Earlier this year, Gawker Media unveiled a new look (and, more importantly, a new user interface) across several of its
blogs websites (blogs are a thing of the past, y’know, not unlike Twitter), including science and sci-fi blog i09 and Gawker, the company’s flagship news and gossip site. At the time, we asked you how you felt about the redesign, with many of you expressing irritation over the changes, and one commenter noting that he (or she) found the design to be both faster-loading easier to navigate.
Now, it seems our initial hesitation to embrace the site’s bold new design choices was totally warranted. So many people had issues with Gawker’s new look (and, subsequently, unique views to the site dropped) to the point that Gawker Media founder Nick Denton sent out a memo to staffers basically admitting that the whole… experiment… could have gone better.

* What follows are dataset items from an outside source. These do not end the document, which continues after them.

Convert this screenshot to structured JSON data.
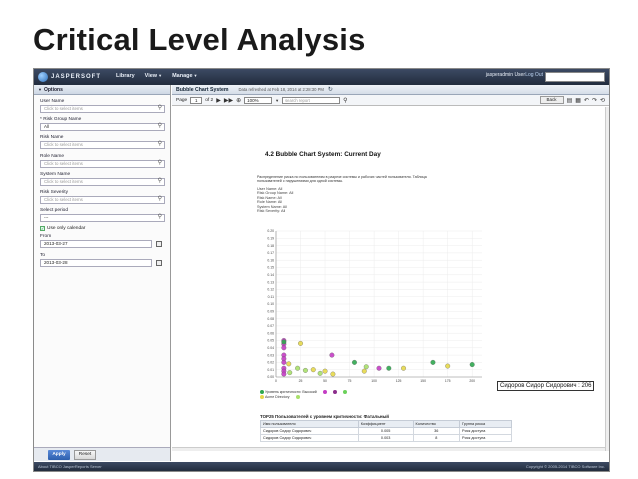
{
  "slide": {
    "title": "Critical Level Analysis"
  },
  "topbar": {
    "logo_text": "JASPERSOFT",
    "menu": [
      "Library",
      "View",
      "Manage"
    ],
    "user": "jasperadmin User",
    "logout": "Log Out"
  },
  "left_panel": {
    "header": "Options",
    "fields": [
      {
        "label": "User Name",
        "placeholder": "Click to select items"
      },
      {
        "label": "* Risk Group Name",
        "value": "All"
      },
      {
        "label": "Risk Name",
        "placeholder": "Click to select items"
      },
      {
        "label": "Role Name",
        "placeholder": "Click to select items"
      },
      {
        "label": "System Name",
        "placeholder": "Click to select items"
      },
      {
        "label": "Risk Severity",
        "placeholder": "Click to select items"
      }
    ],
    "period": {
      "label": "Select period",
      "value": "---"
    },
    "use_calendar": "Use only calendar",
    "from": {
      "label": "From",
      "value": "2013-03-27"
    },
    "to": {
      "label": "To",
      "value": "2013-03-28"
    },
    "apply": "Apply",
    "reset": "Reset"
  },
  "main": {
    "tab_title": "Bubble Chart System",
    "tab_meta": "Data refreshed at Feb 18, 2014 at 2:28:30 PM",
    "toolbar": {
      "page_label": "Page",
      "page_value": "1",
      "of_label": "of 2",
      "zoom": "100%",
      "search_placeholder": "search report",
      "back": "Back"
    },
    "report": {
      "title": "4.2 Bubble Chart System: Current Day",
      "description": "Распределение риска по пользователям в разрезе системы и рабочих частей пользователя. Таблица пользователей с нарушениями для одной системы.",
      "params": [
        "User Name: All",
        "Risk Group Name: All",
        "Risk Name: All",
        "Role Name: All",
        "System Name: All",
        "Risk Severity: All"
      ]
    },
    "tooltip": "Сидоров Сидор Сидорович : 206",
    "legend": [
      {
        "label": "Уровень критичности: Высокий",
        "color": "#2fa84f"
      },
      {
        "label": "",
        "color": "#c43dc4"
      },
      {
        "label": "",
        "color": "#8c2d8c"
      },
      {
        "label": "",
        "color": "#6bd15a"
      },
      {
        "label": "Acme Directory",
        "color": "#e6d84a"
      },
      {
        "label": "",
        "color": "#a9e06a"
      }
    ],
    "table": {
      "title": "TOP25 Пользователей с уровнем критичности: Фатальный",
      "headers": [
        "Имя пользователя",
        "Коэффициент",
        "Количество",
        "Группа риска"
      ],
      "rows": [
        [
          "Сидоров Сидор Сидорович",
          "0.005",
          "36",
          "Риск доступа"
        ],
        [
          "Сидоров Сидор Сидорович",
          "0.003",
          "8",
          "Риск доступа"
        ]
      ]
    },
    "statusbar_left": "About TIBCO JasperReports Server",
    "statusbar_right": "Copyright © 2005-2014 TIBCO Software Inc."
  },
  "chart_data": {
    "type": "scatter",
    "title": "",
    "xlabel": "",
    "ylabel": "",
    "xlim": [
      0,
      210
    ],
    "ylim": [
      0,
      0.2
    ],
    "x_ticks": [
      "0",
      "25",
      "50",
      "75",
      "100",
      "125",
      "150",
      "175",
      "200"
    ],
    "y_ticks": [
      "0.00",
      "0.01",
      "0.02",
      "0.03",
      "0.04",
      "0.05",
      "0.06",
      "0.07",
      "0.08",
      "0.09",
      "0.10",
      "0.11",
      "0.12",
      "0.13",
      "0.14",
      "0.15",
      "0.16",
      "0.17",
      "0.18",
      "0.19",
      "0.20"
    ],
    "grid": true,
    "series": [
      {
        "color": "#c43dc4",
        "points": [
          [
            8,
            0.05
          ],
          [
            8,
            0.045
          ],
          [
            8,
            0.04
          ],
          [
            8,
            0.03
          ],
          [
            8,
            0.025
          ],
          [
            8,
            0.02
          ],
          [
            8,
            0.012
          ],
          [
            8,
            0.008
          ],
          [
            8,
            0.004
          ],
          [
            57,
            0.03
          ],
          [
            105,
            0.012
          ]
        ]
      },
      {
        "color": "#2fa84f",
        "points": [
          [
            8,
            0.048
          ],
          [
            80,
            0.02
          ],
          [
            160,
            0.02
          ],
          [
            115,
            0.012
          ],
          [
            200,
            0.017
          ]
        ]
      },
      {
        "color": "#e6d84a",
        "points": [
          [
            25,
            0.046
          ],
          [
            13,
            0.018
          ],
          [
            38,
            0.01
          ],
          [
            50,
            0.008
          ],
          [
            90,
            0.008
          ],
          [
            175,
            0.015
          ],
          [
            58,
            0.004
          ],
          [
            130,
            0.012
          ]
        ]
      },
      {
        "color": "#a9e06a",
        "points": [
          [
            22,
            0.012
          ],
          [
            30,
            0.009
          ],
          [
            14,
            0.006
          ],
          [
            92,
            0.014
          ],
          [
            45,
            0.005
          ]
        ]
      }
    ]
  }
}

This is significant because, previously, Denton had been so confident that the site’s new layout would bring in pageviews – eventually – that he even made a bet with Mediaite’s own site designer and frequent contributor Rex Sorgatz after Sorgatz announced that the redesign would ultimately fail. Reported Nieman Journalism Lab‘s Megan Garber:
One person who took Sorgatz up on his offer: Denton himself. (“Money where your mouth is,” he told me.) The measure will be October pageviews on Quantcast. The market’s at 510 million pageviews at the moment — so “for every million over that, he pays me $10,” Denton says. And “for every million under, I pay him.”
While Gawker’s views could very well have climbed up to pre-redesign numbers given some more time, it seems The Powers That Be at Gawker Media decided it was better to change course rather than stick it out to see what happens.
So, now, Denton is singing a very different tune, admitting in the memo that when the redesign first launched, “some key features simply did not work – which is no way to introduce readers to something new.” Gawker has published a list of tweaks and changes it’ll implement to the site’s design (buttons to social networking and sharing sites other than Facebook have, you might have noticed, found their way back on Gawker some time ago)… Which leaves us with just one question.
How much will Sorgatz walk away with again?